The intradural portion of the tumor is addressed next. The dural incision is curvilinear and is placed several millimeters posterior to the sigmoid sinus. It is carried inferiorly to the point where the vertebral artery pierces the dura. The dura is reflected back with multiple tacking sutures. With sufficient drilling of the occipital condyle and jugular tubercle, the accessory nerve is readily identifiable. Dissection can expose the medullary branch of the accessory nerve, vagal vein and vagus nerve, and glossopharyngeal nerve. The tumor is dissected free from the cranial nerves after the jugular foramen is inspected for further extension. The blood supply from the posterior inferior cerebellar artery can be cauterized ( Fig. 54.8 ).

Fig. 54.8, Extreme lateral infrajugular transcondylar exposure, including high cervical dissection. A, Atlas C1 superior articular facet; B, brainstem; C, occipital condyle; D, dura; E, choroid plexus; F, flocculus. AICA, Anterior inferior cerebellar artery; BA, basilar artery; CE, cerebellum; JB, jugular bulb; PICA, posterior inferior cerebellar artery; VA, vertebral artery; VV, vagal vein.

The lower clivus can be accessed, if necessary, by inferior translocation of the lower cranial nerves and anterior translocation of the vertical petrous segment of the internal carotid artery. The dural sleeve over the lower cranial nerves can protect them from trauma. The resection of the clivus can continue toward the petrous apex.

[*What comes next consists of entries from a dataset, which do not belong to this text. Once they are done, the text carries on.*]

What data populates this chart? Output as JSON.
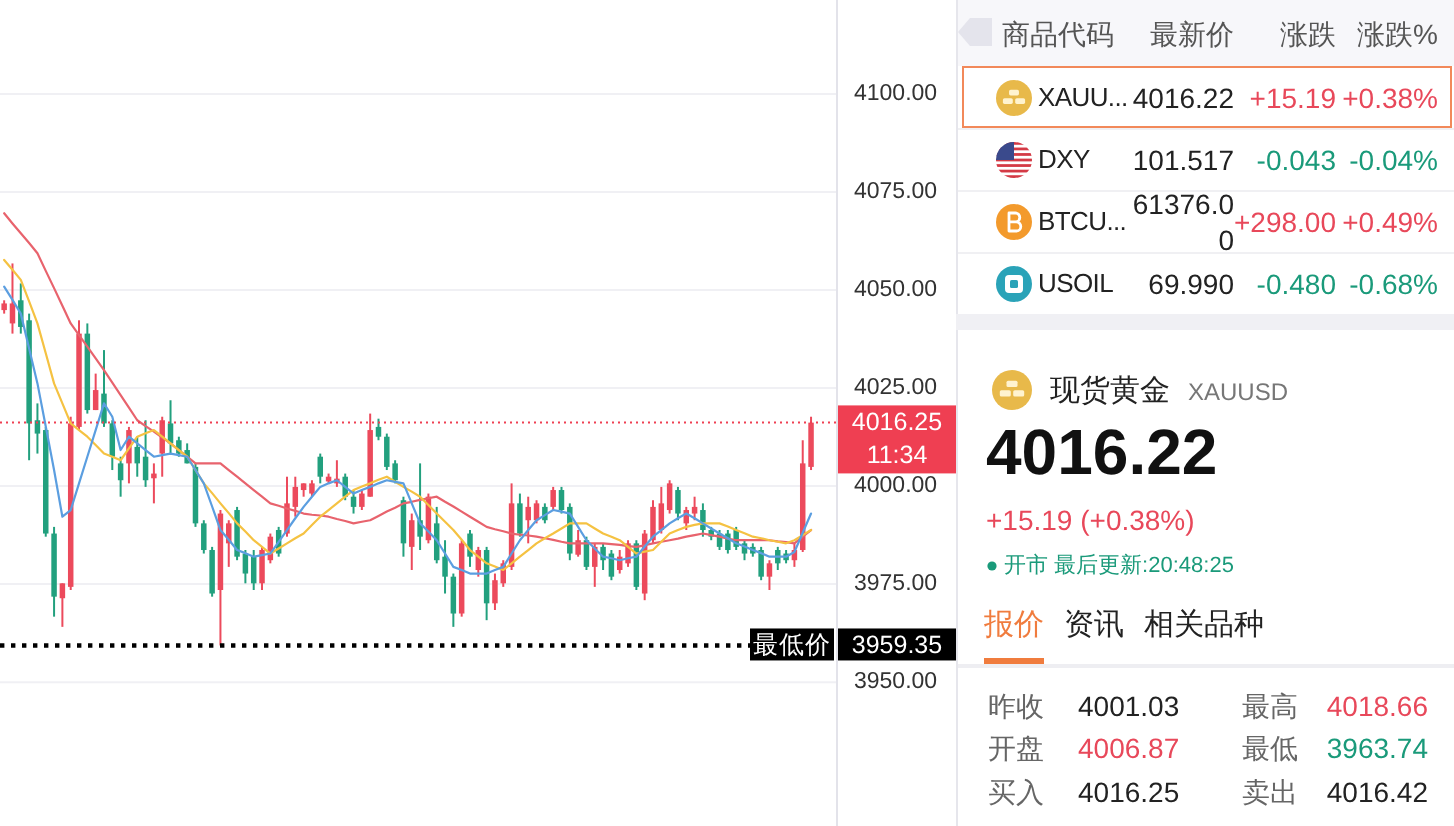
{
  "chart_data": [
    {
      "type": "candlestick",
      "categories": [
        null,
        null,
        null,
        null,
        null,
        null,
        null,
        null,
        null,
        null,
        null,
        null,
        null,
        null,
        null,
        null,
        null,
        null,
        null,
        null,
        null,
        null,
        null,
        null,
        null,
        null,
        null,
        null,
        null,
        null,
        null,
        null,
        null,
        null,
        null,
        null,
        null,
        null,
        null,
        null,
        null,
        null,
        null,
        null,
        null,
        null,
        null,
        null,
        null,
        null,
        null,
        null,
        null,
        null,
        null,
        null,
        null,
        null,
        null,
        null,
        null,
        null,
        null,
        null,
        null,
        null,
        null,
        null,
        null,
        null,
        null,
        null,
        null,
        null,
        null,
        null,
        null,
        null,
        null,
        null,
        null,
        null,
        null,
        null,
        null,
        null,
        null,
        null,
        null,
        null,
        null,
        null,
        null,
        null,
        null,
        null,
        null,
        null
      ],
      "ohlc": [
        [
          4044.9,
          4047.4,
          4044.0,
          4046.6
        ],
        [
          4041.5,
          4056.8,
          4038.9,
          4046.6
        ],
        [
          4047.4,
          4051.7,
          4038.9,
          4040.6
        ],
        [
          4042.3,
          4044.0,
          4006.6,
          4016.0
        ],
        [
          4016.8,
          4021.1,
          4008.3,
          4013.4
        ],
        [
          4014.3,
          4015.1,
          3987.1,
          3987.9
        ],
        [
          3987.9,
          3989.6,
          3966.7,
          3971.8
        ],
        [
          3971.4,
          3975.2,
          3964.1,
          3975.2
        ],
        [
          3974.3,
          4017.7,
          3973.5,
          4016.0
        ],
        [
          4015.1,
          4042.3,
          4014.3,
          4038.9
        ],
        [
          4038.9,
          4041.5,
          4018.5,
          4019.4
        ],
        [
          4019.4,
          4028.7,
          4019.4,
          4024.5
        ],
        [
          4023.6,
          4034.7,
          4015.1,
          4016.0
        ],
        [
          4016.0,
          4016.8,
          4004.1,
          4007.5
        ],
        [
          4005.8,
          4007.5,
          3997.3,
          4001.5
        ],
        [
          4005.8,
          4015.1,
          4000.7,
          4014.3
        ],
        [
          4010.0,
          4012.6,
          4002.4,
          4005.8
        ],
        [
          4007.5,
          4016.8,
          3999.8,
          4001.5
        ],
        [
          4002.0,
          4005.8,
          3995.6,
          4003.2
        ],
        [
          4008.3,
          4017.7,
          4002.4,
          4016.8
        ],
        [
          4016.0,
          4021.9,
          4008.3,
          4010.9
        ],
        [
          4011.7,
          4012.6,
          4007.5,
          4008.3
        ],
        [
          4009.2,
          4010.9,
          4005.8,
          4005.8
        ],
        [
          4004.9,
          4005.8,
          3989.6,
          3990.5
        ],
        [
          3990.5,
          3991.3,
          3982.8,
          3983.7
        ],
        [
          3983.7,
          3984.5,
          3971.8,
          3972.6
        ],
        [
          3973.5,
          3993.9,
          3959.35,
          3993.0
        ],
        [
          3985.4,
          3991.3,
          3979.4,
          3990.5
        ],
        [
          3993.9,
          3994.7,
          3981.1,
          3982.0
        ],
        [
          3982.8,
          3983.7,
          3975.2,
          3977.7
        ],
        [
          3982.0,
          3983.7,
          3973.5,
          3975.2
        ],
        [
          3975.2,
          3984.5,
          3973.5,
          3983.7
        ],
        [
          3981.1,
          3987.9,
          3980.3,
          3987.1
        ],
        [
          3988.8,
          3989.6,
          3982.0,
          3982.8
        ],
        [
          3987.9,
          4002.4,
          3987.1,
          3995.6
        ],
        [
          3994.7,
          4002.4,
          3992.2,
          3999.8
        ],
        [
          3999.0,
          4000.7,
          3997.3,
          4000.7
        ],
        [
          3998.1,
          4001.5,
          3997.3,
          4000.7
        ],
        [
          4007.5,
          4008.3,
          4000.7,
          4002.4
        ],
        [
          4001.2,
          4003.2,
          4000.7,
          4002.4
        ],
        [
          4000.7,
          4006.6,
          3999.8,
          4001.9
        ],
        [
          4002.4,
          4003.2,
          3996.4,
          3997.3
        ],
        [
          3997.3,
          3999.0,
          3993.0,
          3994.7
        ],
        [
          3994.7,
          3999.0,
          3993.9,
          3998.1
        ],
        [
          3997.3,
          4018.5,
          3997.3,
          4014.3
        ],
        [
          4015.1,
          4017.2,
          4011.7,
          4012.6
        ],
        [
          4012.6,
          4013.4,
          4004.1,
          4004.9
        ],
        [
          4005.8,
          4006.6,
          4000.7,
          4001.5
        ],
        [
          3996.4,
          3997.3,
          3982.0,
          3985.4
        ],
        [
          3984.5,
          3993.0,
          3978.6,
          3991.3
        ],
        [
          3991.3,
          4005.8,
          3983.7,
          3987.1
        ],
        [
          3986.2,
          3998.1,
          3985.4,
          3997.3
        ],
        [
          3990.5,
          3994.7,
          3980.3,
          3981.1
        ],
        [
          3982.0,
          3986.2,
          3972.6,
          3976.9
        ],
        [
          3976.9,
          3977.7,
          3964.1,
          3967.5
        ],
        [
          3967.5,
          3986.2,
          3966.7,
          3985.4
        ],
        [
          3987.9,
          3988.8,
          3979.4,
          3982.0
        ],
        [
          3978.6,
          3984.5,
          3976.9,
          3983.7
        ],
        [
          3983.7,
          3984.5,
          3965.8,
          3970.1
        ],
        [
          3970.1,
          3977.7,
          3968.4,
          3976.0
        ],
        [
          3975.2,
          3981.1,
          3974.3,
          3980.3
        ],
        [
          3979.4,
          4000.7,
          3978.6,
          3995.6
        ],
        [
          3995.6,
          3998.1,
          3987.1,
          3987.9
        ],
        [
          3991.3,
          3997.3,
          3985.4,
          3994.7
        ],
        [
          3991.3,
          3996.4,
          3990.5,
          3995.6
        ],
        [
          3994.7,
          3995.6,
          3990.5,
          3991.3
        ],
        [
          3994.7,
          3999.8,
          3993.9,
          3999.0
        ],
        [
          3999.0,
          3999.8,
          3993.0,
          3993.9
        ],
        [
          3994.7,
          3995.6,
          3981.1,
          3982.8
        ],
        [
          3982.5,
          3988.8,
          3982.0,
          3986.2
        ],
        [
          3986.2,
          3987.1,
          3978.6,
          3979.4
        ],
        [
          3979.4,
          3985.4,
          3974.3,
          3984.5
        ],
        [
          3984.5,
          3985.4,
          3978.6,
          3981.1
        ],
        [
          3982.8,
          3983.7,
          3976.0,
          3976.9
        ],
        [
          3978.6,
          3983.7,
          3977.7,
          3982.0
        ],
        [
          3980.3,
          3986.2,
          3979.4,
          3985.4
        ],
        [
          3985.4,
          3986.2,
          3973.5,
          3974.3
        ],
        [
          3972.6,
          3988.8,
          3970.9,
          3987.9
        ],
        [
          3986.2,
          3996.4,
          3985.4,
          3994.7
        ],
        [
          3988.8,
          3999.8,
          3987.9,
          3995.6
        ],
        [
          3993.9,
          4001.5,
          3993.0,
          4000.7
        ],
        [
          3999.0,
          3999.8,
          3991.3,
          3993.0
        ],
        [
          3990.5,
          3994.7,
          3988.8,
          3993.9
        ],
        [
          3993.0,
          3997.3,
          3991.3,
          3994.7
        ],
        [
          3993.9,
          3995.6,
          3987.1,
          3988.8
        ],
        [
          3988.8,
          3989.6,
          3986.2,
          3987.1
        ],
        [
          3987.9,
          3988.8,
          3983.7,
          3984.5
        ],
        [
          3987.9,
          3988.8,
          3982.8,
          3983.7
        ],
        [
          3988.8,
          3989.6,
          3983.7,
          3984.5
        ],
        [
          3985.4,
          3986.2,
          3981.1,
          3982.8
        ],
        [
          3984.5,
          3985.4,
          3982.0,
          3982.8
        ],
        [
          3983.7,
          3984.5,
          3976.0,
          3976.9
        ],
        [
          3976.9,
          3981.1,
          3973.5,
          3980.3
        ],
        [
          3983.7,
          3984.5,
          3978.6,
          3980.3
        ],
        [
          3982.8,
          3983.7,
          3980.3,
          3981.1
        ],
        [
          3981.1,
          3985.4,
          3979.4,
          3983.7
        ],
        [
          3983.7,
          4011.7,
          3983.2,
          4005.8
        ],
        [
          4004.9,
          4017.7,
          4004.1,
          4016.2
        ]
      ],
      "colors": [
        "#ec4a5c",
        "#ec4a5c",
        "#22a07e",
        "#22a07e",
        "#22a07e",
        "#22a07e",
        "#22a07e",
        "#ec4a5c",
        "#ec4a5c",
        "#ec4a5c",
        "#22a07e",
        "#ec4a5c",
        "#22a07e",
        "#22a07e",
        "#22a07e",
        "#ec4a5c",
        "#22a07e",
        "#22a07e",
        "#ec4a5c",
        "#ec4a5c",
        "#22a07e",
        "#22a07e",
        "#22a07e",
        "#22a07e",
        "#22a07e",
        "#22a07e",
        "#ec4a5c",
        "#ec4a5c",
        "#22a07e",
        "#22a07e",
        "#22a07e",
        "#ec4a5c",
        "#ec4a5c",
        "#22a07e",
        "#ec4a5c",
        "#ec4a5c",
        "#ec4a5c",
        "#ec4a5c",
        "#22a07e",
        "#ec4a5c",
        "#ec4a5c",
        "#22a07e",
        "#22a07e",
        "#ec4a5c",
        "#ec4a5c",
        "#22a07e",
        "#22a07e",
        "#22a07e",
        "#22a07e",
        "#ec4a5c",
        "#22a07e",
        "#ec4a5c",
        "#22a07e",
        "#22a07e",
        "#22a07e",
        "#ec4a5c",
        "#22a07e",
        "#ec4a5c",
        "#22a07e",
        "#ec4a5c",
        "#ec4a5c",
        "#ec4a5c",
        "#22a07e",
        "#ec4a5c",
        "#ec4a5c",
        "#22a07e",
        "#ec4a5c",
        "#22a07e",
        "#22a07e",
        "#ec4a5c",
        "#22a07e",
        "#ec4a5c",
        "#22a07e",
        "#22a07e",
        "#ec4a5c",
        "#ec4a5c",
        "#22a07e",
        "#ec4a5c",
        "#ec4a5c",
        "#ec4a5c",
        "#ec4a5c",
        "#22a07e",
        "#ec4a5c",
        "#ec4a5c",
        "#22a07e",
        "#22a07e",
        "#22a07e",
        "#22a07e",
        "#22a07e",
        "#22a07e",
        "#22a07e",
        "#22a07e",
        "#ec4a5c",
        "#22a07e",
        "#22a07e",
        "#ec4a5c",
        "#ec4a5c",
        "#ec4a5c"
      ],
      "series": [
        {
          "type": "line",
          "color": "#e8636d",
          "values": [
            4069.6,
            4067.0,
            4064.5,
            4062.0,
            4059.4,
            4054.9,
            4050.5,
            4046.0,
            4041.5,
            4038.5,
            4035.6,
            4032.6,
            4029.6,
            4026.4,
            4023.2,
            4020.0,
            4016.8,
            4015.3,
            4013.9,
            4012.4,
            4010.9,
            4009.2,
            4007.5,
            4005.8,
            4005.8,
            4005.8,
            4005.8,
            4004.1,
            4002.4,
            4000.7,
            3999.0,
            3997.3,
            3995.6,
            3995.0,
            3994.3,
            3993.7,
            3993.0,
            3992.7,
            3992.5,
            3992.2,
            3991.6,
            3991.1,
            3990.5,
            3990.9,
            3991.3,
            3992.4,
            3993.5,
            3994.5,
            3995.6,
            3996.0,
            3996.5,
            3996.9,
            3997.3,
            3996.0,
            3994.8,
            3993.5,
            3992.2,
            3990.9,
            3989.6,
            3989.0,
            3988.5,
            3987.9,
            3987.6,
            3987.4,
            3987.1,
            3986.7,
            3986.3,
            3985.8,
            3985.4,
            3985.4,
            3985.4,
            3985.4,
            3985.4,
            3985.2,
            3985.0,
            3984.7,
            3984.5,
            3984.9,
            3985.4,
            3985.8,
            3986.2,
            3986.6,
            3987.1,
            3987.5,
            3987.9,
            3987.5,
            3987.1,
            3986.6,
            3986.2,
            3986.2,
            3986.2,
            3986.2,
            3986.2,
            3985.9,
            3985.7,
            3985.4,
            3987.1,
            3988.8
          ]
        },
        {
          "type": "line",
          "color": "#f5c242",
          "values": [
            4057.7,
            4055.2,
            4052.6,
            4047.1,
            4041.5,
            4033.9,
            4026.2,
            4021.1,
            4016.0,
            4014.3,
            4012.6,
            4010.5,
            4008.3,
            4007.5,
            4006.6,
            4009.6,
            4012.6,
            4013.5,
            4014.3,
            4012.6,
            4010.9,
            4009.2,
            4007.5,
            4004.1,
            4000.7,
            3998.2,
            3995.6,
            3993.1,
            3990.5,
            3988.4,
            3986.2,
            3984.5,
            3982.8,
            3984.1,
            3985.4,
            3986.7,
            3987.9,
            3990.1,
            3992.2,
            3993.9,
            3995.6,
            3997.3,
            3999.0,
            3999.9,
            4000.7,
            4001.6,
            4002.4,
            4001.1,
            3999.8,
            3998.6,
            3997.3,
            3995.2,
            3993.0,
            3990.9,
            3988.8,
            3986.3,
            3983.7,
            3982.0,
            3980.3,
            3979.5,
            3978.6,
            3980.3,
            3982.0,
            3983.7,
            3985.4,
            3986.7,
            3987.9,
            3989.2,
            3990.5,
            3990.5,
            3990.5,
            3989.2,
            3987.9,
            3987.1,
            3986.2,
            3984.5,
            3982.8,
            3983.3,
            3983.7,
            3985.8,
            3987.9,
            3988.8,
            3989.6,
            3990.1,
            3990.5,
            3990.5,
            3990.5,
            3989.7,
            3988.8,
            3988.0,
            3987.1,
            3986.7,
            3986.2,
            3985.8,
            3985.4,
            3986.2,
            3987.5,
            3988.8
          ]
        },
        {
          "type": "line",
          "color": "#5b9ee0",
          "values": [
            4050.9,
            4047.5,
            4044.0,
            4035.1,
            4026.2,
            4015.2,
            4004.1,
            3992.2,
            3993.9,
            4000.7,
            4007.5,
            4014.3,
            4021.1,
            4017.7,
            4009.2,
            4012.6,
            4010.9,
            4009.2,
            4007.5,
            4007.9,
            4008.3,
            4007.9,
            4007.5,
            4004.1,
            4000.7,
            3994.8,
            3988.8,
            3986.3,
            3983.7,
            3982.9,
            3982.0,
            3982.4,
            3982.8,
            3985.8,
            3988.8,
            3991.8,
            3994.7,
            3997.3,
            3999.8,
            4000.7,
            4001.5,
            3999.8,
            3998.1,
            3999.0,
            3999.8,
            4000.7,
            4001.5,
            4001.1,
            4000.7,
            3995.6,
            3990.5,
            3988.4,
            3986.2,
            3982.8,
            3979.4,
            3978.6,
            3977.7,
            3977.7,
            3977.7,
            3978.6,
            3979.4,
            3982.8,
            3986.2,
            3988.8,
            3991.3,
            3992.6,
            3993.9,
            3993.5,
            3993.0,
            3989.6,
            3986.2,
            3984.1,
            3982.0,
            3981.6,
            3981.1,
            3981.6,
            3982.0,
            3984.6,
            3987.1,
            3988.8,
            3990.5,
            3991.8,
            3993.0,
            3991.8,
            3990.5,
            3989.2,
            3987.9,
            3986.7,
            3985.4,
            3984.6,
            3983.7,
            3982.9,
            3982.0,
            3982.0,
            3982.0,
            3983.2,
            3988.1,
            3993.0
          ]
        }
      ],
      "ylim": [
        3913.3,
        4124.0
      ],
      "yticks": [
        {
          "value": 3950,
          "label": "3950.00"
        },
        {
          "value": 3975,
          "label": "3975.00"
        },
        {
          "value": 4000,
          "label": "4000.00"
        },
        {
          "value": 4025,
          "label": "4025.00"
        },
        {
          "value": 4050,
          "label": "4050.00"
        },
        {
          "value": 4075,
          "label": "4075.00"
        },
        {
          "value": 4100,
          "label": "4100.00"
        }
      ],
      "grid": "y",
      "tick_labels": "y",
      "ref_lines": [
        {
          "axis": "y",
          "value": 4016.25,
          "label": "4016.25",
          "color": "#ef3f52",
          "line_style": "dotted"
        },
        {
          "axis": "y",
          "value": 3959.35,
          "label": "3959.35",
          "color": "#000000",
          "line_style": "dotted"
        }
      ],
      "annotations": [
        "11:34",
        {
          "text": "最低价",
          "y": 3959.35
        }
      ]
    },
    {
      "type": "other",
      "annotations": [
        "商品代码",
        "最新价",
        "涨跌",
        "涨跌%",
        "XAUU...",
        "4016.22",
        "+15.19",
        "+0.38%",
        "DXY",
        "101.517",
        "-0.043",
        "-0.04%",
        "BTCU...",
        "61376.00",
        "+298.00",
        "+0.49%",
        "USOIL",
        "69.990",
        "-0.480",
        "-0.68%"
      ],
      "colors": [
        "#555555",
        "#555555",
        "#555555",
        "#555555",
        "#222222",
        "#222222",
        "#e8485a",
        "#e8485a",
        "#222222",
        "#222222",
        "#1a9a7a",
        "#1a9a7a",
        "#222222",
        "#222222",
        "#e8485a",
        "#e8485a",
        "#222222",
        "#222222",
        "#1a9a7a",
        "#1a9a7a"
      ]
    },
    {
      "type": "other",
      "title": "现货黄金",
      "subtitle": "XAUUSD",
      "annotations": [
        "4016.22",
        "+15.19 (+0.38%)",
        "开市 最后更新:20:48:25",
        "报价",
        "资讯",
        "相关品种",
        "昨收",
        "4001.03",
        "最高",
        "4018.66",
        "开盘",
        "4006.87",
        "最低",
        "3963.74",
        "买入",
        "4016.25",
        "卖出",
        "4016.42"
      ],
      "colors": [
        "#111111",
        "#e8485a",
        "#1a9a7a",
        "#f07c3e",
        "#222222",
        "#222222",
        "#666666",
        "#222222",
        "#666666",
        "#e8485a",
        "#666666",
        "#e8485a",
        "#666666",
        "#1a9a7a",
        "#666666",
        "#222222",
        "#666666",
        "#222222"
      ]
    }
  ]
}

The wound is irrigated and reconstruction of the cranial base performed to obtain a watertight dural closure. The options include fascia for smaller defects, a pericranial flap, or a free flap reconstruction for larger defects. The use of vascularized myofascial flaps for reconstruction is thought to reduce the incidence of postoperative CSF leak. Abdominal fat should be harvested to fill the mastoid defect. Lumbar drainage is used in most patients.